Yes, my first thought on reading Stolee's post-image was: wait, how do
we know when data needed flushed from the buffer? But that is not new in
his patch. It is confusing before and after. :)

> Having said all that, comparing the original and the version updated
> with your "flush less often" patch, I find the latter quite easier
> to read, so as long as the update does not give us 1% slowdown, it
> may be worth adopting for the readability improvement alone.
> 
> Of course, if we were to go that route, the sales pitch in the log
> message needs to be updated.

Yeah, I am OK with either version, as long as it is justified correctly
in the commit message. IMHO the big difference is that the original is
using local data/offset variables in order to provide a layer of
indirection when we get to the hash+flush code.
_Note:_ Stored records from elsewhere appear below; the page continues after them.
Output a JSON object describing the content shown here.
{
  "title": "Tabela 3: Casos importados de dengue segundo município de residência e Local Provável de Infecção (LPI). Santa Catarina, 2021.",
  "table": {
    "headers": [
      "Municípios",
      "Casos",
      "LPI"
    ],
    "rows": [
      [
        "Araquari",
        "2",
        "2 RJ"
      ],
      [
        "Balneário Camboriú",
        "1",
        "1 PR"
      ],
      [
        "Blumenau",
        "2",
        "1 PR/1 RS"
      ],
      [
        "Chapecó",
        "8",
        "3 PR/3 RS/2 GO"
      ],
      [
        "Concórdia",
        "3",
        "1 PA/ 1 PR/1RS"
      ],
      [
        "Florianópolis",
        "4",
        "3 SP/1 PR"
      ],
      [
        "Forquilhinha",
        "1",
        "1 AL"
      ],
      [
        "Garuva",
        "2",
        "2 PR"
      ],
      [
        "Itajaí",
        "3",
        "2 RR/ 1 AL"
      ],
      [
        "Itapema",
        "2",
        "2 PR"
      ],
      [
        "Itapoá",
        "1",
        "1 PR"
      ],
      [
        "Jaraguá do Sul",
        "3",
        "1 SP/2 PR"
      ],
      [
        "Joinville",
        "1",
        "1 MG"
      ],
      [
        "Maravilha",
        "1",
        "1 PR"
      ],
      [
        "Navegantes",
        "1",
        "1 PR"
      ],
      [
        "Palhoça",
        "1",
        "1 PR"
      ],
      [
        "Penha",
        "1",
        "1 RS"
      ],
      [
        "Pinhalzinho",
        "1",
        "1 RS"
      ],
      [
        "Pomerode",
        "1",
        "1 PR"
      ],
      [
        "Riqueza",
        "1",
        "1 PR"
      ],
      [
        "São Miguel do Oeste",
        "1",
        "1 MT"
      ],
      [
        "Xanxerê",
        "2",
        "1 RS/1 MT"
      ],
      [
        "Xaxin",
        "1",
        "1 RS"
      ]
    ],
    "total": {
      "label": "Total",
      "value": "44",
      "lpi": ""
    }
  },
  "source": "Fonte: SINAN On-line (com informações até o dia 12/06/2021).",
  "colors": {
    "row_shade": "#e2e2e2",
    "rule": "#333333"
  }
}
And Stolee's patch is
calling the same code in the two places instead.

It's quite possible that gives the compiler slightly more opportunity to
micro-optimize (which doesn't matter if you are feeding big blocks, but
may if you are feeding 4 bytes at a time as in the midx code; though in
that case it is entirely possible that the caller allocating a single
array, writing it, and then feeding it to hashwrite() would be faster
still, though a little more cumbersome).

-Peff